III. Principles and Precautions for L-Leucine Application in Nutritional Support for Burn Patients
1. Dosage and Timing of Administration
Timing of Initiation: Nutritional support should be initiated as early as possible after burn injury. L-leucine supplementation can start once the patient’s vital signs stabilize (usually 24–48 hours post-injury). Earlier intervention is more effective in inhibiting the hypercatabolic state.
Recommended Dosage: For patients with moderate burns (20%–40% total body surface area, TBSA), the daily dosage of L-leucine is 0.5–0.8 g/kg body weight; for patients with severe burns (>40% TBSA), the dosage can be increased to 0.8–1.0 g/kg body weight. The supplementation must be combined with total energy intake (30–35 kcal/kg body weight) and total protein intake (1.5–2.0 g/kg body weight) to avoid amino acid imbalance caused by isolated L-leucine supplementation.

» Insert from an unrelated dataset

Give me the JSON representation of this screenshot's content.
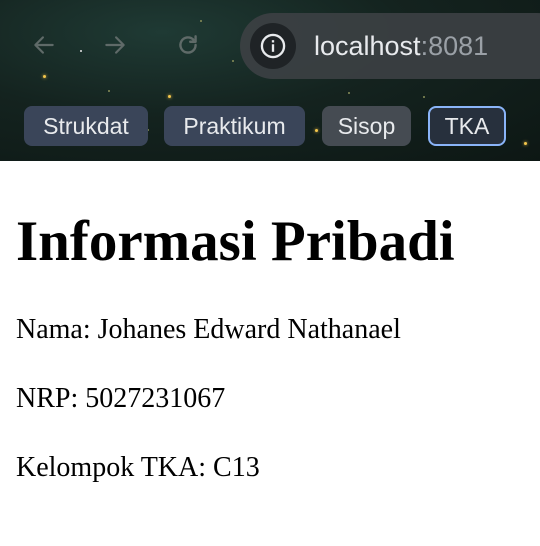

2. Route of Administration
Enteral Nutrition as the First Choice: For burn patients with normal or partially normal gastrointestinal function, the enteral route (e.g., nasogastric feeding, oral administration) is preferred. Adding L-leucine to enteral nutrition preparations can better maintain intestinal barrier function.
Parenteral Nutrition as a Supplement: For patients with gastrointestinal failure, L-leucine can be supplemented via the parenteral route. However, attention should be paid to the ratio with other amino acids to avoid liver burden caused by high-concentration L-leucine.
3. Precautions
Avoid Excessive Supplementation: Excessive L-leucine intake (>1.2 g/kg body weight per day) may increase the metabolic burden on the liver and kidneys, and even induce metabolic acidosis. Regular monitoring of patients’ liver and kidney functions, blood gas analysis, and other indicators is required.

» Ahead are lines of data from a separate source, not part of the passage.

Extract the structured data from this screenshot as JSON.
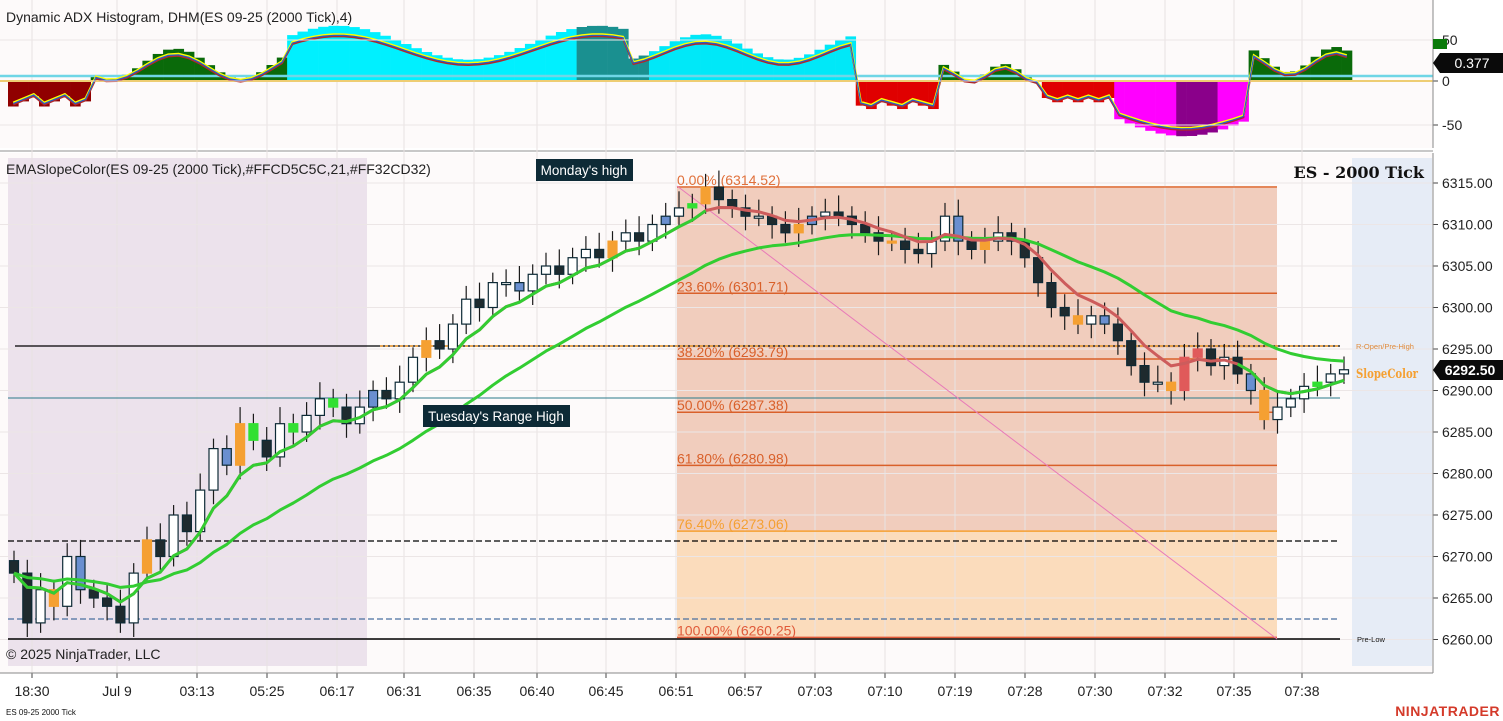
{
  "adx_panel": {
    "title": "Dynamic ADX Histogram, DHM(ES 09-25 (2000 Tick),4)",
    "y_ticks": [
      "50",
      "0",
      "-50"
    ],
    "current_value": "0.377",
    "value_color": "#0a0a0a"
  },
  "price_panel": {
    "title": "EMASlopeColor(ES 09-25 (2000 Tick),#FFCD5C5C,21,#FF32CD32)",
    "instrument_label": "ES - 2000 Tick",
    "copyright": "© 2025 NinjaTrader, LLC",
    "current_price": "6292.50",
    "y_ticks": [
      "6315.00",
      "6310.00",
      "6305.00",
      "6300.00",
      "6295.00",
      "6290.00",
      "6285.00",
      "6280.00",
      "6275.00",
      "6270.00",
      "6265.00",
      "6260.00"
    ],
    "annotations": {
      "mondays_high": "Monday's high",
      "tuesdays_range_high": "Tuesday's Range High",
      "r_open_pre_high": "R-Open/Pre-High",
      "pre_low": "Pre-Low",
      "slope_color": "SlopeColor"
    },
    "fib_levels": [
      {
        "label": "0.00% (6314.52)",
        "price": 6314.52,
        "color": "#e0703a"
      },
      {
        "label": "23.60% (6301.71)",
        "price": 6301.71,
        "color": "#d9602a"
      },
      {
        "label": "38.20% (6293.79)",
        "price": 6293.79,
        "color": "#d9602a"
      },
      {
        "label": "50.00% (6287.38)",
        "price": 6287.38,
        "color": "#d9602a"
      },
      {
        "label": "61.80% (6280.98)",
        "price": 6280.98,
        "color": "#d9602a"
      },
      {
        "label": "76.40% (6273.06)",
        "price": 6273.06,
        "color": "#f5a032"
      },
      {
        "label": "100.00% (6260.25)",
        "price": 6260.25,
        "color": "#e05a3a"
      }
    ]
  },
  "x_ticks": [
    "18:30",
    "Jul 9",
    "03:13",
    "05:25",
    "06:17",
    "06:31",
    "06:35",
    "06:40",
    "06:45",
    "06:51",
    "06:57",
    "07:03",
    "07:10",
    "07:19",
    "07:28",
    "07:30",
    "07:32",
    "07:35",
    "07:38"
  ],
  "footer": {
    "instrument": "ES 09-25 2000 Tick",
    "brand": "NINJATRADER"
  },
  "colors": {
    "ema_up": "#32CD32",
    "ema_down": "#CD5C5C",
    "brand": "#d43a2a"
  },
  "chart_data": {
    "type": "candlestick",
    "ylim": [
      6258,
      6316.5
    ],
    "closes": [
      6268,
      6262,
      6266,
      6264,
      6270,
      6266,
      6265,
      6264,
      6262,
      6268,
      6272,
      6270,
      6275,
      6273,
      6278,
      6283,
      6281,
      6286,
      6284,
      6282,
      6286,
      6285,
      6287,
      6289,
      6288,
      6286,
      6288,
      6290,
      6289,
      6291,
      6294,
      6296,
      6295,
      6298,
      6301,
      6300,
      6303,
      6303,
      6302,
      6304,
      6305,
      6304,
      6306,
      6307,
      6306,
      6308,
      6309,
      6308,
      6310,
      6311,
      6312,
      6312.5,
      6314.5,
      6313,
      6312,
      6311,
      6311,
      6310,
      6309,
      6310,
      6311,
      6311.5,
      6311,
      6310,
      6309,
      6308,
      6308,
      6307,
      6306.5,
      6308,
      6311,
      6308,
      6307,
      6308,
      6309,
      6308,
      6306,
      6303,
      6300,
      6299,
      6298,
      6299,
      6298,
      6296,
      6293,
      6291,
      6291,
      6290,
      6294,
      6295,
      6293,
      6294,
      6292,
      6290,
      6286.5,
      6288,
      6289,
      6290.5,
      6291,
      6292,
      6292.5
    ],
    "ema_lengths": {
      "period": 21
    }
  }
}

Individualized Adjustment: The dosage of L-leucine and nutritional regimen should be dynamically adjusted according to the patient’s burn area, depth, age, body weight, and nutritional status. For example, elderly patients with weaker metabolic capacity require appropriate dosage reduction.
Combination with Other Nutrients: L-leucine should be used in combination with nutrients such as vitamin C and zinc. Vitamin C acts as a coenzyme for collagen synthesis, and zinc is an essential trace element for cell proliferation and differentiation; both can synergistically enhance the wound healing effect of L-leucine.
Through activating the mTOR signaling pathway, inhibiting protein degradation, and promoting protein synthesis, L-leucine plays an irreplaceable role in the nutritional support of burn patients. It can effectively correct negative nitrogen balance, reduce muscle loss, enhance immune function, accelerate wound healing, and ultimately improve patient prognosis. In clinical application, the principles of early initiation, appropriate dosage, enteral priority, and individualized adjustment should be followed. Nutritional regimens should be formulated based on the patient’s specific conditions, combined with other nutrients to maximize the efficacy of L-leucine.